Opinion

Police chief was community rock with soft heart

Police Chief Bret Farrar enjoys a little face time with “ROGeR,” a 3-month-old German Shepherd, at Lakewood Police headquarters in 2010. After the slaying of four Lakewood officers the previous year, a local breeder donated the puppy, whose name combined the last name initials of fallen officers Mark Renninger, Ronnie Owens, Tina Griswold and Greg Richards.
Police Chief Bret Farrar enjoys a little face time with “ROGeR,” a 3-month-old German Shepherd, at Lakewood Police headquarters in 2010. After the slaying of four Lakewood officers the previous year, a local breeder donated the puppy, whose name combined the last name initials of fallen officers Mark Renninger, Ronnie Owens, Tina Griswold and Greg Richards. News Tribune file, 2010

The hardest trial in life, full of crushing grief, can sometimes be transformed from a crisis into a galvanizing moment. It happens when a trusted leader stands above the chaos — a rock from whom everyone else draws inspiration.

Such was the case for Lakewood in 2009. Autumn turned bleak on that Sunday morning after Thanksgiving when four police officers were murdered at a coffee shop, ambushed by a madman as they were about to start their shift.

Today the city can look back and see how blessed it was to have Police Chief Bret Farrar as its rock. Though he hadn’t been chief very long, taking the reins of the four-year-old police force in 2008, Farrar was a veteran local cop with a heart as big as American Lake.

He was the right person during an extraordinarily wrong tragedy, and he aced the test of bringing Lakewood together.

Farrar died Tuesday at age 59, taken down by recurring cancer just a few years into a hard-earned retirement in Arizona.

The city’s respected founding police chief, Larry Saunders, also died too young, felled by a medical issue at age 67 while jogging in Fort Steilacoom Park in early 2016. But the death of Farrar, who was Saunders’ assistant chief and successor, packs an extra hard punch.

Though he grieved and weeped with the best of them, Farrar seemed tireless and indomitable during Lakewood’s darkest hours. He brought the whole department along the first time he spoke to cameras after the historic massacre of his officers. He was the first person to place an order at the coffee shop when it reopened two weeks later.

He helped lead an annual food drive in memory of the fallen four: Sgt. Mark Renninger and officers Tina Griswold, Gregory Richards and Ronald Owens.
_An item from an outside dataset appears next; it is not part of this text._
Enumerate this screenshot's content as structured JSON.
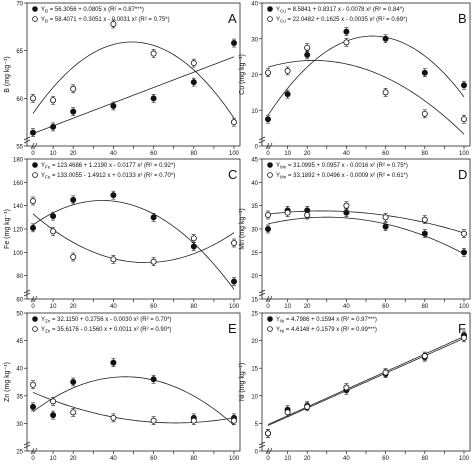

And after they died, he would dispense his famously vigorous bear hugs to anybody who needed one.

You didn’t have to live in Lakewood to notice these things. Brian O’Neill, a former Tacoma cop who occasionally contributes to our op-ed pages, observed months later how Farrar never faltered; the chief left no doubt his officers would continue to protect and serve, despite their loss. “It was a singular study in leadership,” O’Neill wrote.
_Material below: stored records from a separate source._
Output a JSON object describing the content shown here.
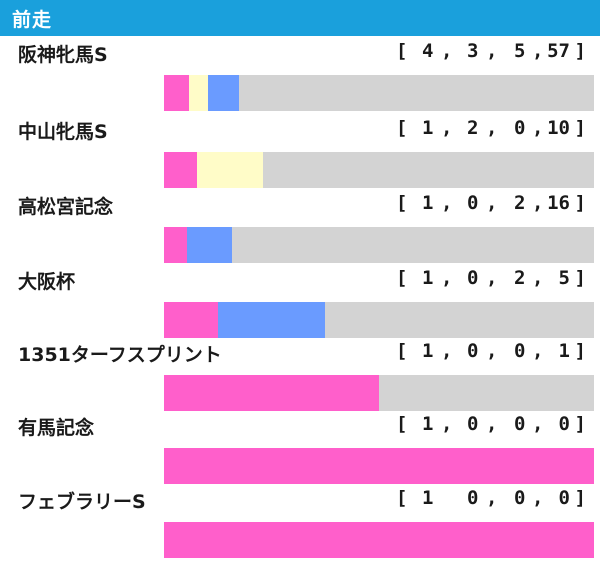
{
  "header": {
    "title": "前走"
  },
  "colors": {
    "header_bg": "#1aa0dc",
    "win": "#ff5fcb",
    "second": "#fffcc8",
    "third": "#6a9bff",
    "out": "#d3d3d3"
  },
  "chart_data": {
    "type": "bar",
    "title": "",
    "stacked": true,
    "orientation": "horizontal",
    "categories": [
      "阪神牝馬S",
      "中山牝馬S",
      "高松宮記念",
      "大阪杯",
      "1351ターフスプリント",
      "有馬記念",
      "フェブラリーS"
    ],
    "series": [
      {
        "key": "first",
        "values": [
          4,
          1,
          1,
          1,
          1,
          1,
          1
        ]
      },
      {
        "key": "second",
        "values": [
          3,
          2,
          0,
          0,
          0,
          0,
          0
        ]
      },
      {
        "key": "third",
        "values": [
          5,
          0,
          2,
          2,
          0,
          0,
          0
        ]
      },
      {
        "key": "out",
        "values": [
          57,
          10,
          16,
          5,
          1,
          0,
          0
        ]
      }
    ],
    "records": [
      {
        "open": "[",
        "v1": "4",
        "s1": ",",
        "v2": "3",
        "s2": ",",
        "v3": "5",
        "s3": ",",
        "v4": "57",
        "close": "]"
      },
      {
        "open": "[",
        "v1": "1",
        "s1": ",",
        "v2": "2",
        "s2": ",",
        "v3": "0",
        "s3": ",",
        "v4": "10",
        "close": "]"
      },
      {
        "open": "[",
        "v1": "1",
        "s1": ",",
        "v2": "0",
        "s2": ",",
        "v3": "2",
        "s3": ",",
        "v4": "16",
        "close": "]"
      },
      {
        "open": "[",
        "v1": "1",
        "s1": ",",
        "v2": "0",
        "s2": ",",
        "v3": "2",
        "s3": ",",
        "v4": "5",
        "close": "]"
      },
      {
        "open": "[",
        "v1": "1",
        "s1": ",",
        "v2": "0",
        "s2": ",",
        "v3": "0",
        "s3": ",",
        "v4": "1",
        "close": "]"
      },
      {
        "open": "[",
        "v1": "1",
        "s1": ",",
        "v2": "0",
        "s2": ",",
        "v3": "0",
        "s3": ",",
        "v4": "0",
        "close": "]"
      },
      {
        "open": "[",
        "v1": "1",
        "s1": "",
        "v2": "0",
        "s2": ",",
        "v3": "0",
        "s3": ",",
        "v4": "0",
        "close": "]"
      }
    ]
  }
}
Farrar’s authenticity and high character didn’t suddenly alight on him the day he put on a chief’s uniform. Those qualities came to the fore during his early career as a Pierce County Sheriff’s deputy.

He wore his heart on his sleeve, whether buying groceries for a needy family he found during a child welfare check or by expending several days of sick time to donate bone marrow to strangers — not once, but twice.

After becoming police chief in 2008, as if he wasn’t busy enough, Farrar found time to get his online minister credentials. Of course he did. How else could he officiate at the 50th anniversary wedding vow renewal ceremony of a burglary victim he’d befriended years earlier?

He was known to say “yes” to even decidedly unglamorous invitations — say, sitting for hours in a newspaper conference room, helping judge a pile of resumes of prospective TNT all-star high school graduates.

Aside from those extracurriculars, Farrar was no slouch when it came to the nitty-gritty of urban police work. His philosophy about the use of force is as edifying today as it was when he was interviewed in 2014, in the wake of the Michael Brown shooting and subsequent riots in Ferguson, Missouri.

“One of the most important things you can learn as a police officer is when not to exercise your authority,” Farrar told a TNT reporter. “A lot of times people just want to be heard. If you just listen and let the person talk, nine times out of 10 that will get you the de-escalation that you need.”

We will stop just short of calling Farrar a hero. If he were alive and serving as Lakewood chief today, he’d demur any such label. He’d point to Renninger, Griswold, Richards and Owens.

He’d say the real profiles in courage are cops who respond to the call at 3 a.m., knowing it could be their last.

But who’s going to give the bear hugs now that he’s gone?